The scientist felt her stomach tighten.
"Yes, sir."
He took a step forward, approaching the cylinder. The Liquid Mana reacted to his presence with a slow, almost respectful ripple, as if it recognized something in him.
"Mirrors lie," Hector said, more to the liquid than to anyone else. "Reflections always distort. They create imperfect duplicates. They promise control, but deliver instability."
He touched the glass with his fingertips.
"Water, however…" he murmured, "…accepts the shape we give it."
"Helix wouldn't agree," commented an older man leaning against a steel table, eyes fixed on unstable holographic projections. "Drexler is investing heavily in reflective structures. Containment fields derived from impossible surfaces."
Hector smiled.
There was no humor in it.
Only a shadow of condescension.
"Drexler has always been fascinated by shortcuts," he replied. "And shortcuts charge a toll."
He turned slowly, fixing the analyst with his gaze.
"Report."
"We detected irregular activity in one of the experimental reflections," the man said. "A partial collapse… followed by spontaneous stabilization."
One of Hector's eyebrows rose.
"Spontaneous?"
"Yes, sir. As if something… from within… learned how to sustain itself."
The silence that followed was not immediate.
It was constructed.
"How long has this been happening?" Hector asked.
"Days. Maybe weeks. It's hard to say. The reflection doesn't follow our temporal line precisely."
Hector began to pace through the laboratory, his steps slow, deliberate.
"That shouldn't be possible," he said, almost to himself. "The human mind cannot endure prolonged reflective permanence. It fragments. Dissolves."
"Unless there's affinity," the scientist ventured.
Hector stopped.
Turned.
"Affinity is not enough," he replied calmly. "It requires vocation."
He returned his gaze to the cylinder of Liquid Mana.
"The Fissure revealed humanity's fundamental mistake," he said now, with an almost didactic tone. "The belief that power must be seized. Forced into submission. Reflected until it loses meaning."
He slowly closed his hand.
"The true future lies in what flows. In what can be shaped… without breaking."
"Pure Mana," said the analyst.
"Pure Mana in liquid state," Hector corrected. "The rest are trials. Dangerous toys."
A discreet alarm sounded.
"Sir," said the scientist, "we've received a cross-signal. The origin… is ancient."

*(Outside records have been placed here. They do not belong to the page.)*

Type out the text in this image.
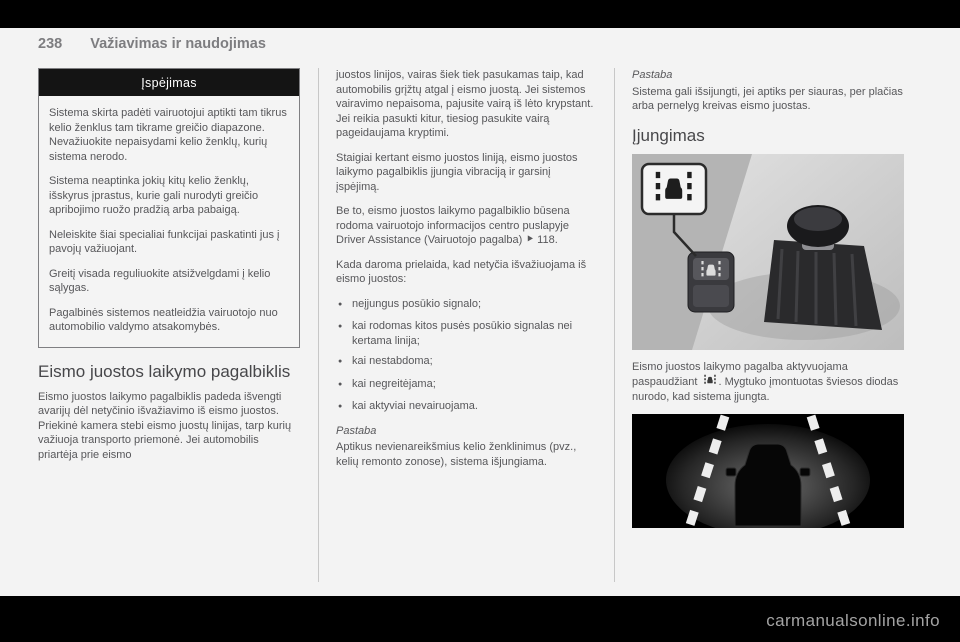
238 Važiavimas ir naudojimas
Įspėjimas

Sistema skirta padėti vairuotojui aptikti tam tikrus kelio ženklus tam tikrame greičio diapazone. Nevažiuokite nepaisydami kelio ženklų, kurių sistema nerodo.

Sistema neaptinka jokių kitų kelio ženklų, išskyrus įprastus, kurie gali nurodyti greičio apribojimo ruožo pradžią arba pabaigą.

Neleiskite šiai specialiai funkcijai paskatinti jus į pavojų važiuojant.

Greitį visada reguliuokite atsižvelgdami į kelio sąlygas.

Pagalbinės sistemos neatleidžia vairuotojo nuo automobilio valdymo atsakomybės.

Eismo juostos laikymo pagalbiklis

Eismo juostos laikymo pagalbiklis padeda išvengti avarijų dėl netyčinio išvažiavimo iš eismo juostos. Priekinė kamera stebi eismo juostų linijas, tarp kurių važiuoja transporto priemonė. Jei automobilis priartėja prie eismo

juostos linijos, vairas šiek tiek pasukamas taip, kad automobilis grįžtų atgal į eismo juostą. Jei sistemos vairavimo nepaisoma, pajusite vairą iš lėto krypstant. Jei reikia pasukti kitur, tiesiog pasukite vairą pageidaujama kryptimi.

Staigiai kertant eismo juostos liniją, eismo juostos laikymo pagalbiklis įjungia vibraciją ir garsinį įspėjimą.

Be to, eismo juostos laikymo pagalbiklio būsena rodoma vairuotojo informacijos centro puslapyje Driver Assistance (Vairuotojo pagalba) ⯈ 118.

Kada daroma prielaida, kad netyčia išvažiuojama iš eismo juostos:

●
neįjungus posūkio signalo;
●
kai rodomas kitos pusės posūkio signalas nei kertama linija;
●
kai nestabdoma;
●
kai negreitėjama;
●
kai aktyviai nevairuojama.

Pastaba

Aptikus nevienareikšmius kelio ženklinimus (pvz., kelių remonto zonose), sistema išjungiama.

Pastaba

Sistema gali išsijungti, jei aptiks per siauras, per plačias arba pernelyg kreivas eismo juostas.

Įjungimas

Eismo juostos laikymo pagalba aktyvuojama paspaudžiant . Mygtuko įmontuotas šviesos diodas nurodo, kad sistema įjungta.

carmanualsonline.info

Hector turned immediately.
"How ancient?"
"Pre-exposure. Pre-official records. The pattern resembles something…" She hesitated. "…something prior to the Fissure itself."
Hector's eyes narrowed.
For a single instant, something rare crossed his expression.
Genuine curiosity.
"So we're not dealing only with consequences," he said. "But with survivors."
"Helix has noticed it too," added the analyst.
"Of course they have," Hector replied. "Drexler always notices."
He walked toward the exit.
"The problem," he concluded, "is that he never knows what to do afterward."
He stopped at the door.
"Prepare an observation cell. No direct intervention. Not yet."
"And if the reflection collapses?"
Hector did not turn right away.
"Then we learn," he said. "But if it sustains itself…"
He cast one last glance over his shoulder.
"…then someone in there is learning far too quickly."
The laboratory lights dimmed.
The Liquid Mana continued to float—serene, perfect.
And far away, in a colony hidden among ancient roots, another kind of power was awakening—not liquid, not pure, but capable of turning reality itself into a surface.
Hector Virell did not yet know her name.
But, as always, he could feel when the world began to move.